Wie sieht Deine Definition des Punk aus?
Merle: Nun, ganz bestimmt hat sie nichts mit Politik zu tun. Für mich ist Punk eher eine individuelle Sache, in der ich das machen kann, worauf ich Bock habe, ohne dabei auf jemand Rücksicht nehmen zu müssen oder jemand gefallen zu wollen.
Dieser Tage gibt es viele Country-Sänger und -Bands, die weitaus mehr „Punk“ sind als viele Bands, die unter dem Begriff „Punk“ firmieren. Hank III, Bob Wayne oder Joe Buck sind nur einige Beispiele dafür und sogar G.G. hat damals eine Country-Scheibe eingespielt. Was ist das verbindende Elemente zwischen den beiden Musikrichtungen?
Merle: Es geht dabei weniger um die Musik, als vielmehr um die Einstellung. Hank III, der Enkel des großen Hank Williams, ist ein gutes Beispiel dafür, denn er tritt in die Fußstapfen seines Großvaters und thematisiert genau das, was ihn bewegt. Dabei macht er keine Gefangenen und spart keine Themen aus. Alkoholismus, Drogen, Gewalt, Armut, die Ignoranz der Musik-Industrie gegenüber seinem Großvater, all diese Themen finden sich in den Songs wieder.

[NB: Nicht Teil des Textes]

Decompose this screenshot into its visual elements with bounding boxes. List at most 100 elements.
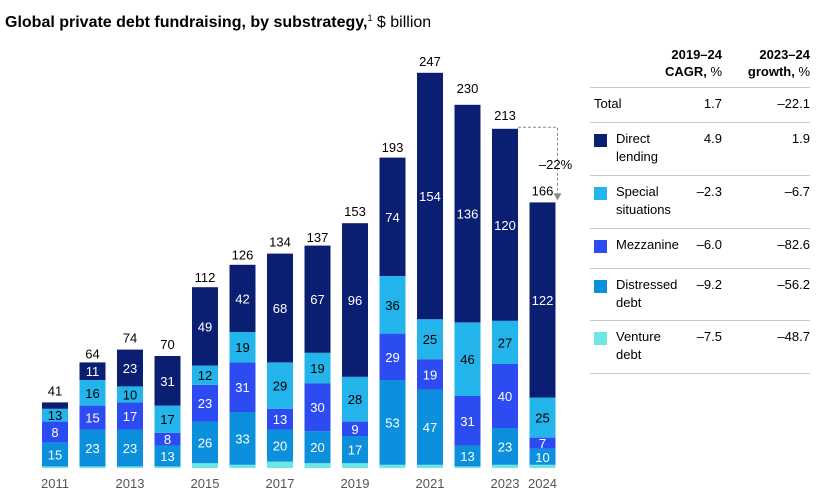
row-label: Total	[594, 96, 622, 111]
bar-segment-venture_debt	[229, 464, 256, 468]
bar-segment-special_situations	[42, 408, 68, 422]
chart-title: Global private debt fundraising, by subs…	[5, 8, 431, 33]
growth-value: –6.7	[784, 184, 810, 199]
segment-label: 46	[460, 352, 474, 367]
row-label: debt	[616, 295, 642, 310]
total-label: 41	[48, 383, 62, 398]
growth-value: –48.7	[777, 329, 810, 344]
bar-segment-direct_lending	[42, 402, 68, 409]
segment-label: 13	[460, 449, 474, 464]
bar-segment-venture_debt	[304, 463, 331, 468]
segment-label: 136	[457, 207, 479, 222]
table-divider	[590, 320, 810, 321]
bar-segment-mezzanine	[492, 364, 518, 428]
bar-segment-venture_debt	[267, 461, 293, 468]
chart-unit: $ billion	[376, 14, 432, 31]
bar-segment-direct_lending	[117, 349, 143, 387]
segment-label: 13	[160, 449, 174, 464]
bar-segment-mezzanine	[42, 421, 68, 443]
segment-label: 29	[385, 350, 399, 365]
bar-segment-venture_debt	[117, 466, 143, 468]
bar-segment-distressed_debt	[42, 442, 68, 467]
segment-label: 29	[273, 379, 287, 394]
bar-segment-distressed_debt	[492, 428, 518, 465]
segment-label: 13	[273, 412, 287, 427]
bar-segment-special_situations	[417, 319, 443, 360]
segment-label: 13	[48, 408, 62, 423]
bar-segment-distressed_debt	[117, 429, 143, 467]
segment-label: 19	[310, 361, 324, 376]
x-tick-label: 2021	[416, 476, 445, 491]
row-label: Venture	[616, 329, 661, 344]
header-cagr-line2: CAGR,	[664, 64, 707, 79]
bar-segment-venture_debt	[342, 463, 368, 468]
row-label: Mezzanine	[616, 237, 679, 252]
total-label: 70	[160, 337, 174, 352]
bar-segment-venture_debt	[529, 464, 556, 468]
header-cagr: 2019–24 CAGR, %	[650, 46, 722, 80]
bar-segment-special_situations	[342, 376, 368, 422]
segment-label: 40	[498, 389, 512, 404]
segment-label: 19	[235, 340, 249, 355]
x-tick-label: 2017	[266, 476, 295, 491]
table-divider	[590, 268, 810, 269]
segment-label: 8	[164, 432, 171, 447]
total-label: 153	[344, 204, 366, 219]
bar-segment-mezzanine	[529, 437, 556, 449]
header-growth-line2: growth,	[747, 64, 795, 79]
cagr-value: –2.3	[696, 184, 722, 199]
segment-label: 20	[273, 439, 287, 454]
segment-label: 15	[85, 411, 99, 426]
legend-swatch-direct_lending	[594, 134, 607, 147]
segment-label: 31	[460, 414, 474, 429]
segment-label: 47	[423, 420, 437, 435]
x-tick-label: 2013	[116, 476, 145, 491]
segment-label: 30	[310, 400, 324, 415]
bar-segment-direct_lending	[192, 287, 218, 366]
total-label: 166	[532, 183, 554, 198]
total-label: 230	[457, 81, 479, 96]
segment-label: 33	[235, 431, 249, 446]
segment-label: 25	[535, 411, 549, 426]
bar-segment-direct_lending	[342, 223, 368, 377]
bar-segment-direct_lending	[79, 362, 106, 380]
x-tick-label: 2011	[41, 476, 69, 491]
bar-segment-distressed_debt	[229, 412, 256, 465]
bar-segment-mezzanine	[304, 383, 331, 432]
bar-segment-mezzanine	[379, 333, 406, 380]
bar-segment-distressed_debt	[154, 445, 181, 467]
growth-value: –82.6	[777, 237, 810, 252]
bar-segment-direct_lending	[304, 245, 331, 353]
bar-segment-direct_lending	[267, 253, 293, 363]
bar-segment-mezzanine	[342, 421, 368, 436]
row-label: Distressed	[616, 277, 678, 292]
segment-label: 122	[532, 293, 554, 308]
segment-label: 31	[160, 374, 174, 389]
bar-segment-mezzanine	[154, 432, 181, 446]
total-label: 112	[195, 270, 216, 285]
bar-segment-special_situations	[492, 320, 518, 364]
header-growth-unit: %	[794, 64, 810, 79]
total-label: 126	[232, 247, 254, 262]
row-label: Direct	[616, 131, 650, 146]
bar-segment-mezzanine	[117, 402, 143, 430]
bar-segment-direct_lending	[417, 72, 443, 320]
segment-label: 16	[85, 386, 99, 401]
bar-segment-direct_lending	[229, 264, 256, 332]
bar-segment-mezzanine	[79, 405, 106, 430]
legend-swatch-special_situations	[594, 187, 607, 200]
segment-label: 23	[85, 441, 99, 456]
bar-segment-direct_lending	[154, 356, 181, 406]
segment-label: 9	[351, 422, 358, 437]
segment-label: 31	[235, 380, 249, 395]
total-label: 193	[382, 140, 404, 155]
segment-label: 23	[198, 396, 212, 411]
bar-segment-special_situations	[229, 332, 256, 363]
table-divider	[590, 122, 810, 123]
total-label: 213	[494, 108, 516, 123]
bar-segment-distressed_debt	[192, 421, 218, 464]
header-cagr-line1: 2019–24	[671, 47, 722, 62]
bar-segment-special_situations	[267, 362, 293, 409]
bar-segment-venture_debt	[79, 466, 106, 468]
legend-swatch-mezzanine	[594, 240, 607, 253]
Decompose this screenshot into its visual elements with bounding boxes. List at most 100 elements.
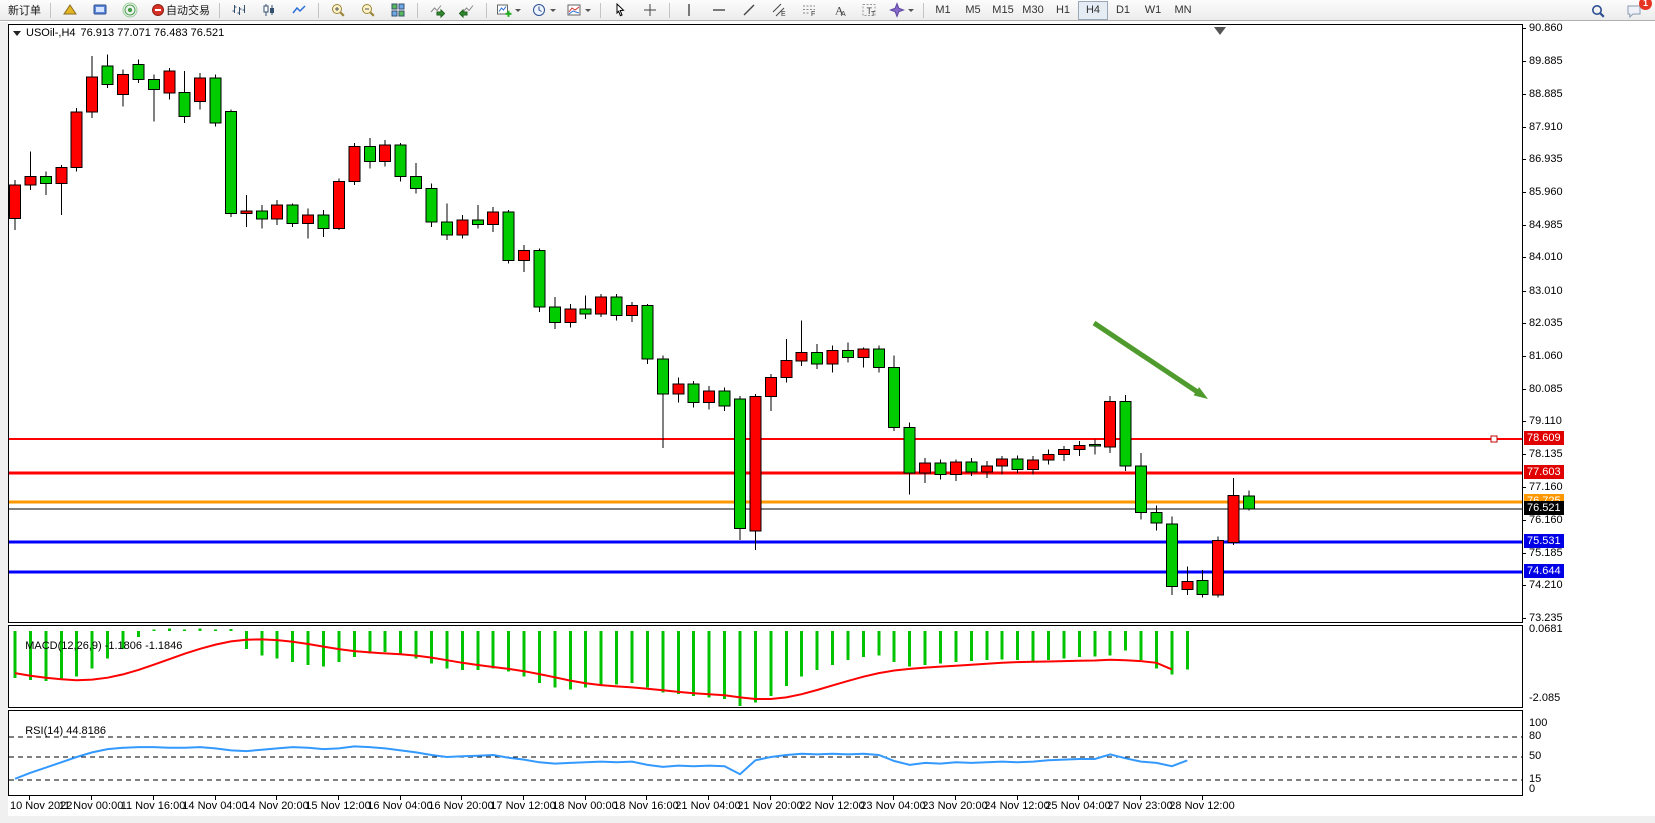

Und obwohl sich seine Texte weitab des Pop- und Mainstream-Country bewegen, hat er dennoch einen Plattendeal mit Curb Records, einem der größten Country-Label der Staaten. Ich denke, dass er viele junge Country-Sänger beeinflussen wird und eine neue Generation von Outlaw-Country-Singern heranwächst.Hank III ist übrigens ein großer Bewunderer von G.G. Allin, wir sind mit ihm getourt und er hat erwähnt, dass G.G. ihn sehr geprägt hat, da er eben „echt“ war und sich nie irgendwelchen Trends angepasst hat. Er war ein Individuum und kein Marketing-Produkt, wie sie beispielsweise in den ganzen Casting-Shows der Musik-Industrie geschaffen werden. Auf seiner neuen Scheibe hat Hank übrigens den Song „P.F.F.“ (Punch Fight Fuck) meinem Bruder gewidmet.
Dino: Hank III ist großartig! Und musikalisch vielseitig. Neben seiner Country-Band hat er noch seine Punk-Band Assjack und zudem hat er mit Phil Anselmo die Hardcore-Band Arson Anthem gegründet. Man wird noch viel von ihm hören!
Ich weiß, dass Du viele alte Murder Junkies-Shows mit G.G. gefilmt hast, einige wurden bereits veröffentlicht, teilweise über Dich selbst, teilweise über den amerikanischen DVD-Publisher MVD. Was können wir noch erwarten?
Merle: MVD bringt jetzt im Frühjahr eine „Best of G.G. Allin“-DVD heraus, des weiteren ist über mich eine DVD zum 15. Todestag von G.G. erschienen, die zwei Gigs und einen Besuch am Grab von G.G. enthält. Absolute Pflicht für alle, die noch nichts über G.G. wissen, ist aber die Doku „Hated“ aus dem Jahre 1994, die von niemand geringerem als von Todd Phillips gedreht wurde, der mittlerweile Filme wie „Road Trip“ und „Starsky & Hutch“ gedreht hat.
Habt ihr eigentlich jemals einen eurer Songs zu einem Soundtrack beigesteuert? Der aggressive und dreckige Sound müsste doch bestens zu den zurzeit sehr angesagten Fake-Snuff und Torture-Porn-Filmen passen.
Merle: Einer unserer Songs findet sich tatsächlich in einem Film wieder. Lass mal überlegen, ich hab ihn zuhause liegen, habe ihn aber noch nicht gesehen. „Penace“… Sagt Dir das etwas?!
„August Underground’s Penace“? Von Fred Vogel?
Merle: Ja, genau! Ich sehe, Du kennst Dich aus! In dem Film sind wie vertreten, das war’s dann auch schon. Wenn man Musik wie wir macht, stehen die Leute nicht gerade Schlange, um uns für einen Soundtrack zu gewinnen. Ich hab den Film ehrlich gesagt nie gesehen, aber er liegt bei mir zuhause rum. Ist er gut?
Sagen wir’s mal so, ihr passt ganz gut in den Film rein…
Merle: Okay, vielleicht sollte ich ihn doch mal anschauen.
Eure Band würde sich doch bestens als Cast für ein Roadmovie eignen, im Stile von „Natural Born Killers“…
Merle: Gute Idee, zahlst Du uns die Produktion?
Äh… nein!
Merle: Siehst Du, genau das ist das Problem. Ideen gibt es viele, aber es ist nicht gerade so, dass die Filmproduzenten täglich an meiner Tür klingeln.